The lead defendant, lawyer Bernard Jay Bagdis, is accused of creating shell corporations, a fictitious foreign bank, and a basement-waterproofing company to hide $23 million income from the IRS. The loss to taxpayers was $4.6 million, officials said.

Bagdis, 58, and four others have pleaded not guilty. Each is free on bail pending trial next year.

The six who pleaded guilty yesterday are cooperating with the IRS, FBI and Postal Service investigation. They are:

Kenneth W. Klinger, 57, of Perkiomenville, part-owner of Basement Doctor Waterproofing Co. He admitted working with Bagdis to avoid $393,000 in taxes.

Stephen Schulz, 43, of Richboro, also a part-owner of Basement Doctor, who avoided taxes of $253,590.

Michael S. Klein, 36, a Warrington lawyer, who avoided about $74,000 in taxes.

Kathleen Williams, 46, an administrative assistant from Pottstown who worked for Bagdis, and avoided $61,000 in taxes.

William K. Acosta, 52, a Gilbertsville businessman, who avoided $167,000 worth of taxes.

Helen M. Gramaski, 69, of Ardmore, the owner of a commercial cleaning business, who avoided $60,000 in taxes.

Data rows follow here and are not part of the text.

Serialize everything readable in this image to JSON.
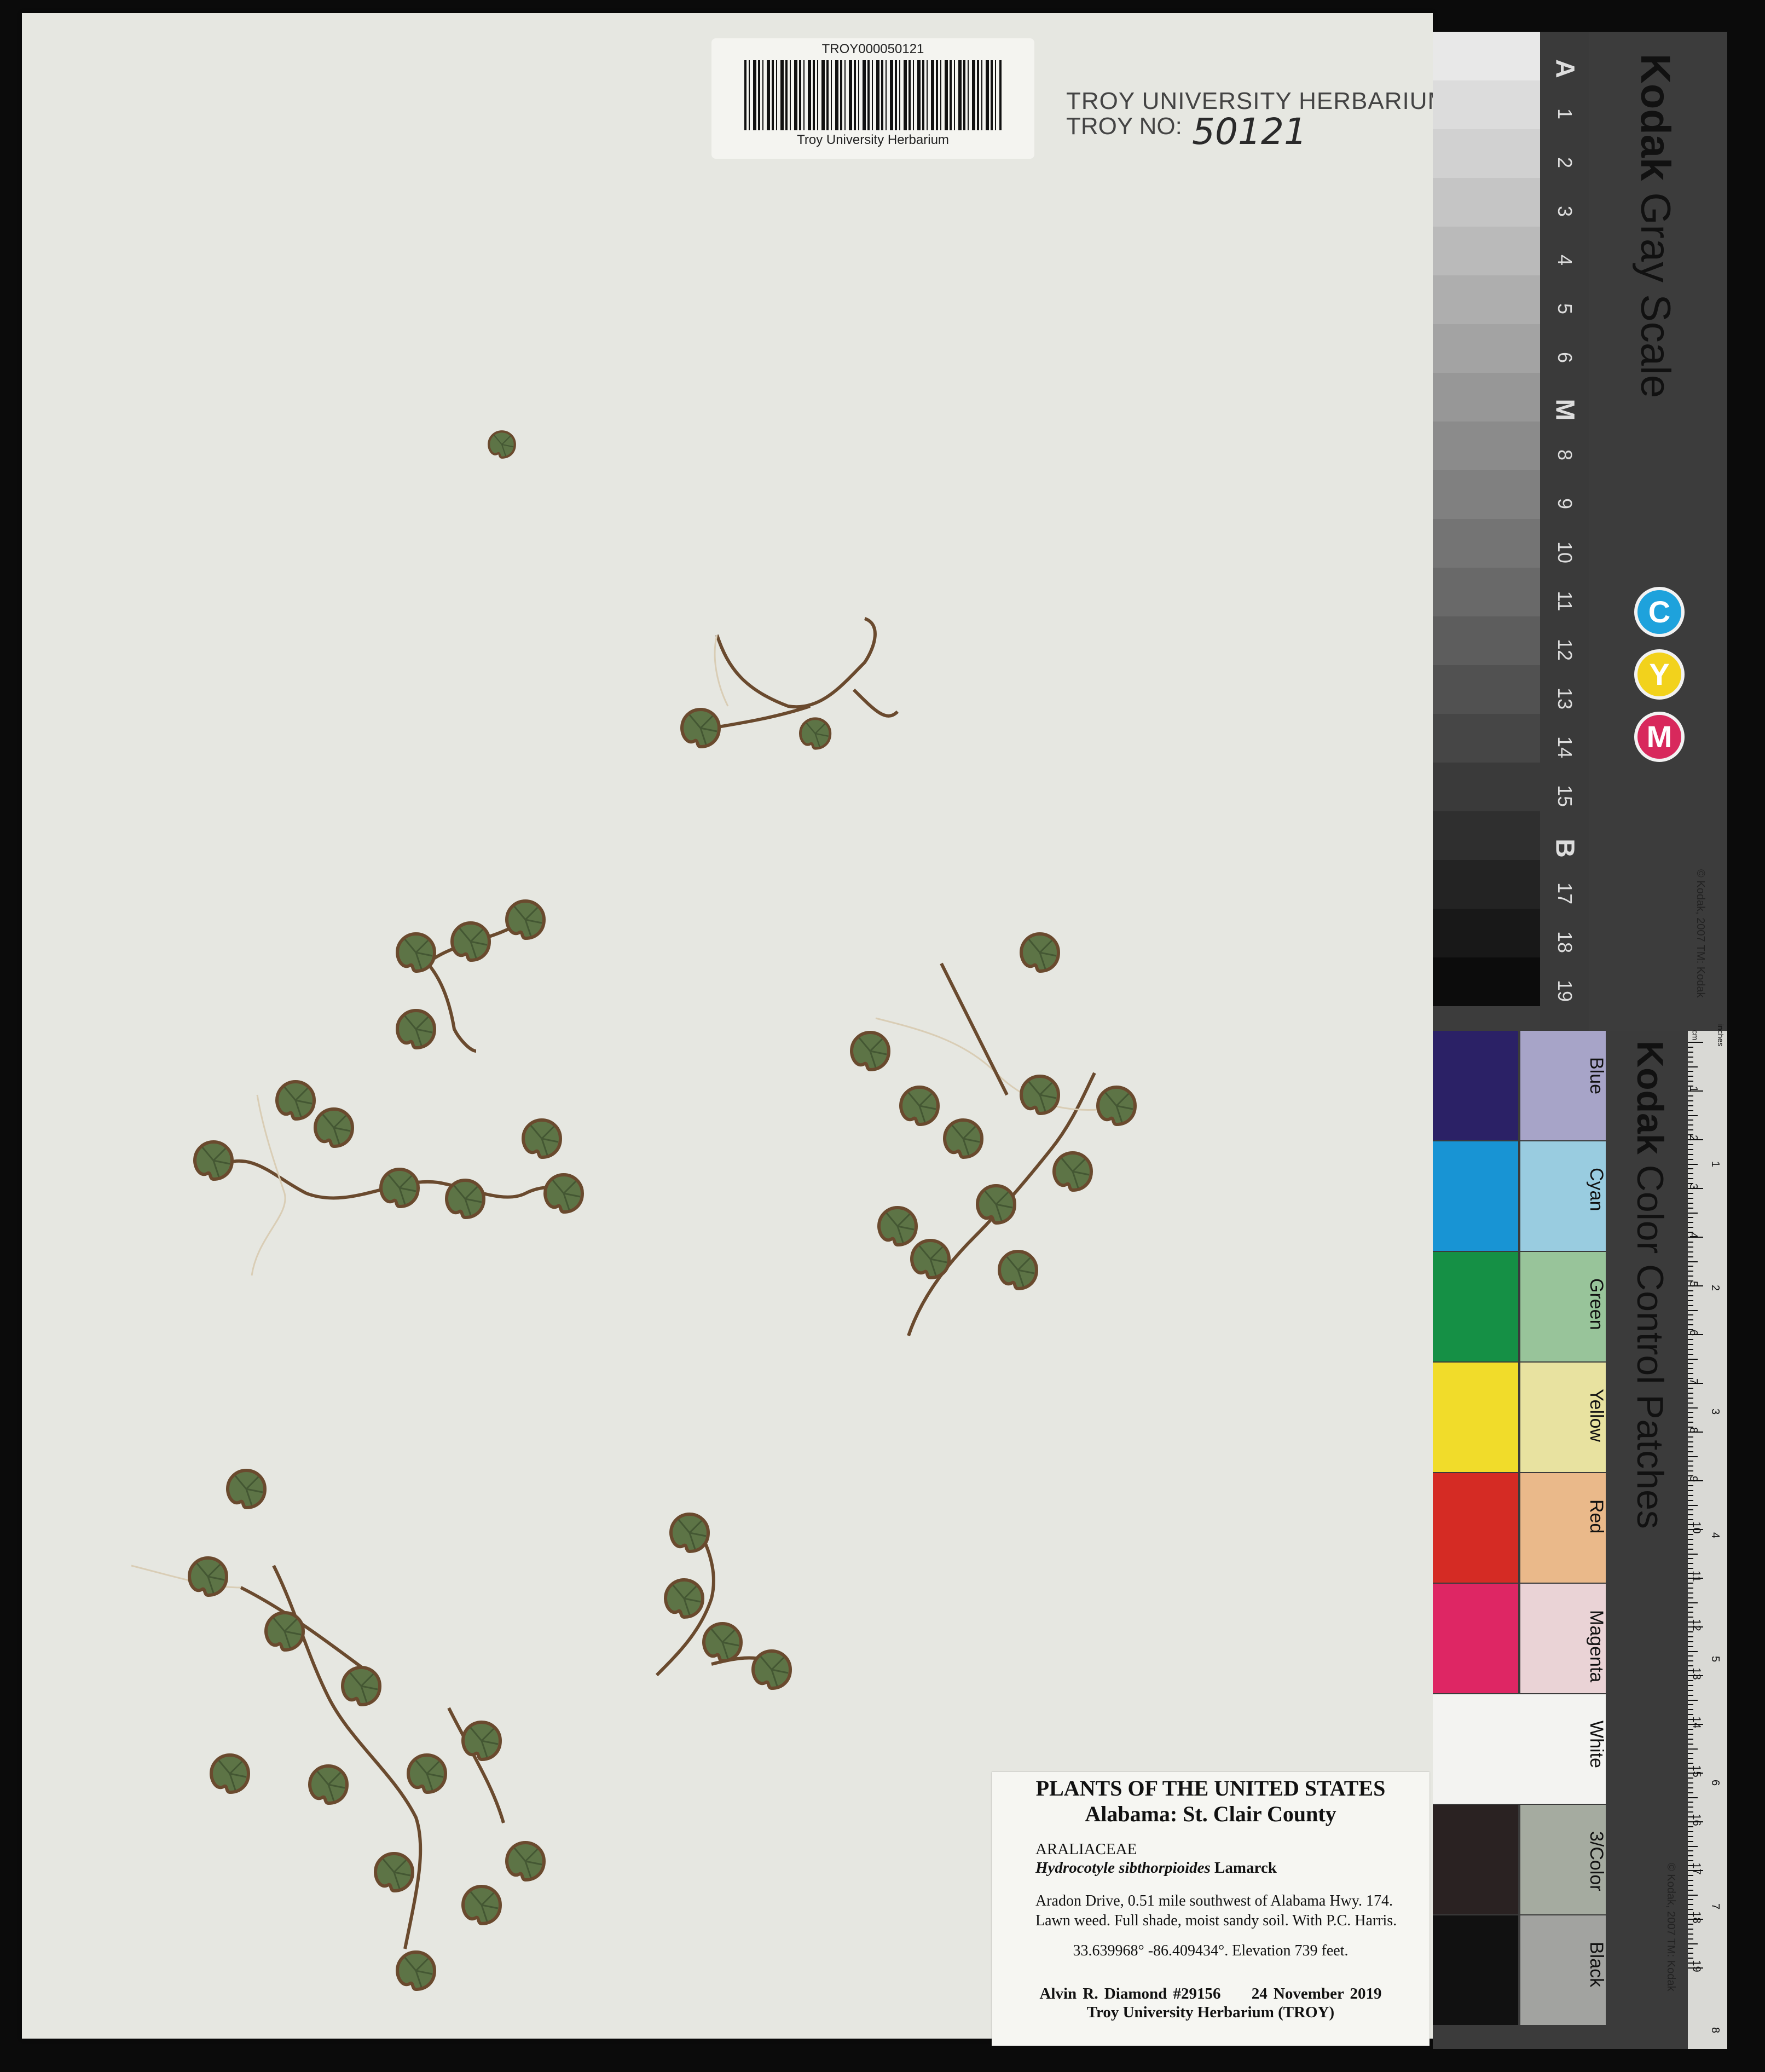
{
  "barcode": {
    "id": "TROY000050121",
    "institution": "Troy University Herbarium"
  },
  "stamp": {
    "line1": "TROY UNIVERSITY HERBARIUM",
    "line2_prefix": "TROY NO:",
    "number": "50121"
  },
  "label": {
    "title": "PLANTS OF THE UNITED STATES",
    "region": "Alabama: St. Clair County",
    "family": "ARALIACEAE",
    "species": "Hydrocotyle sibthorpioides",
    "author": "Lamarck",
    "locality_line1": "Aradon Drive, 0.51 mile southwest of Alabama Hwy. 174.",
    "locality_line2": "Lawn weed. Full shade, moist sandy soil. With P.C. Harris.",
    "coordinates": "33.639968°  -86.409434°. Elevation 739 feet.",
    "collector": "Alvin R. Diamond #29156",
    "date": "24 November 2019",
    "herbarium": "Troy University Herbarium (TROY)"
  },
  "gray_scale": {
    "brand": "Kodak",
    "name": "Gray Scale",
    "steps": [
      "A",
      "1",
      "2",
      "3",
      "4",
      "5",
      "6",
      "M",
      "8",
      "9",
      "10",
      "11",
      "12",
      "13",
      "14",
      "15",
      "B",
      "17",
      "18",
      "19"
    ],
    "dots": [
      "C",
      "Y",
      "M"
    ],
    "copyright": "© Kodak, 2007 TM: Kodak"
  },
  "color_control": {
    "brand": "Kodak",
    "name": "Color Control Patches",
    "patches": [
      "Blue",
      "Cyan",
      "Green",
      "Yellow",
      "Red",
      "Magenta",
      "White",
      "3/Color",
      "Black"
    ],
    "copyright": "© Kodak, 2007 TM: Kodak",
    "ruler_units": [
      "inches",
      "cm"
    ],
    "cm_marks": [
      "1",
      "2",
      "3",
      "4",
      "5",
      "6",
      "7",
      "8",
      "9",
      "10",
      "11",
      "12",
      "13",
      "14",
      "15",
      "16",
      "17",
      "18",
      "19"
    ],
    "inch_marks": [
      "1",
      "2",
      "3",
      "4",
      "5",
      "6",
      "7",
      "8"
    ]
  },
  "colors": {
    "sheet": "#e6e7e1",
    "cyan": "#1ea2dc",
    "yellow": "#f2d21c",
    "magenta": "#d8285c"
  }
}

According to Assistant U.S. Attorney John Pease, the advisory federal sentencing guidelines in this case recommend 2- to 4-year sentences for Schulz and Klinger. The guideline range for the others is at least a year.

Steven Hedrick, 36, of Dover, Del., who owned a debt-collection service, and allegedly avoided $500,000 in taxes, is scheduled to plead guilty in January.